Au final, on a vu le film un an après, et comme d'hab avec le studio Laïka, on le trouve super-chouette ! C'est une aventure sympathique entre un aventurier anglais Fraust (type Sherlock Holmes) du XIXe siècle, et un Big Foot (le fameux "chainon manquant" (missing link) du titre original) qui parle comme un gentleman. Tous deux décident de partir sur la piste des Yetis, qui seraient les derniers cousins de celui-ci (et au passage, le seul moyen de perpétuer la race.)
Sur ce canevas original, Chris Butler invoque tout un imaginaire tiré du XIXe siècle, lorgnant un peu vers Conan Doyle, sur le Jules Verne du Tour du Monde en 80 jours, un peu sur le western, les mythes d'explorateurs. C'est drole, toujours rythmé, toujours fort à propos (le montage dans ce film est impeccable) et assez intelligent dans ses messages : y a une femme forte qui ne sert pas de love-interest, un Bigfoot maladroit qui est tout sauf imbécile, et même un petit message sur la transidentité.
Monsieur Link choisit au milieu de film qu'on l'appelle Suzanne en mémoire d'une chercheuse d'or sympa. Et lorsqu'on lui dit que c'est un prénom de fille, il fait "ha, aucune importance" et le reste du casting l'appelle Suzanne jusqu'à la fin du film sans que ça soit un drame, ni que ce soit montré comme ridicule. C'est pas exceptionnel, mais quand on voit qu'en face Disney ne fait même pas ça, ça reste chouette.
De plus, le film possède un twist sympa qui a déjoué les prédictions de ma compagne "tu vas voir qu'à la fin, il va ...." et en fait non. Et ça ancre le film dans un message assez clair sur le fait qu'il vaut mieux assumer son originalité plutôt que de chercher à tout prix l'assentiment des autres (d'autant plus quand les autres montrent que visiblement ils ne vont accepteront JAMAIS.) C'est pas révolutionnaire de fou, mais ça fait le café.
Et c'est peut-être la faiblesse du film : il manque un chouïa d'épique ou de choses qui le rendrait vraiment mémorable. Le méchant même s'il est absurde reste assez lambda, la scène de climax finale est fun sans être à couper le squeele. Bon, et y a des blagues maladroites parfois, moi j'ai pouffé devant une blague sur des cookies au caca, mais apparemment ça a gonflé d'autres critiques.
Graphiquement, c'est toujours FOU ! A chaque fois dans le générique, ils nous montrent un passage "making-of" en stop motion montrant l'avancé d'une scène et à chaque fois je m'arrache les cheveux en imaginant le travail que ça doit demander. Tu m'étonne du prix du film.

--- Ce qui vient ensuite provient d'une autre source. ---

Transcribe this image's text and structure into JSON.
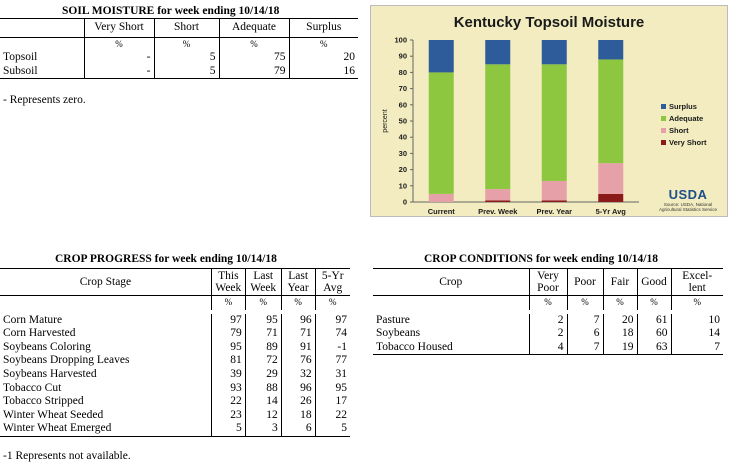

J'ai vraiment peur qu'ils ferment les portes du studio après le prochain film.
Est-ce que je le montrerais à des enfants ? : Ha ouais, sans problème. C'est le d'ailleurs le premier film Laïka que je recommanderais à des gosses. Autant Paranorman peut faire un peu peur (et je ne parle pas de Coraline) mais ici c'est franchement tout public.
Possibilité de remake/suite : Ou pas. Finalement, un truc cool avec Laïka c'est qu'ils font pas de suite à leurs films.
Le détail qui m'agace : Si on réfléchit à la théorie de la gravité, notamment sur les corps lourds qui pèsent plus que les corps légers, le climax final n'a aucun sens. Mais... bah, c'était fun.
Suis-je le seul ? A me dire que le pauvre assistant qui suit le méchant a "peut-être" survécu à la fin du film. Parce que c'est un peu injuste pour lui là.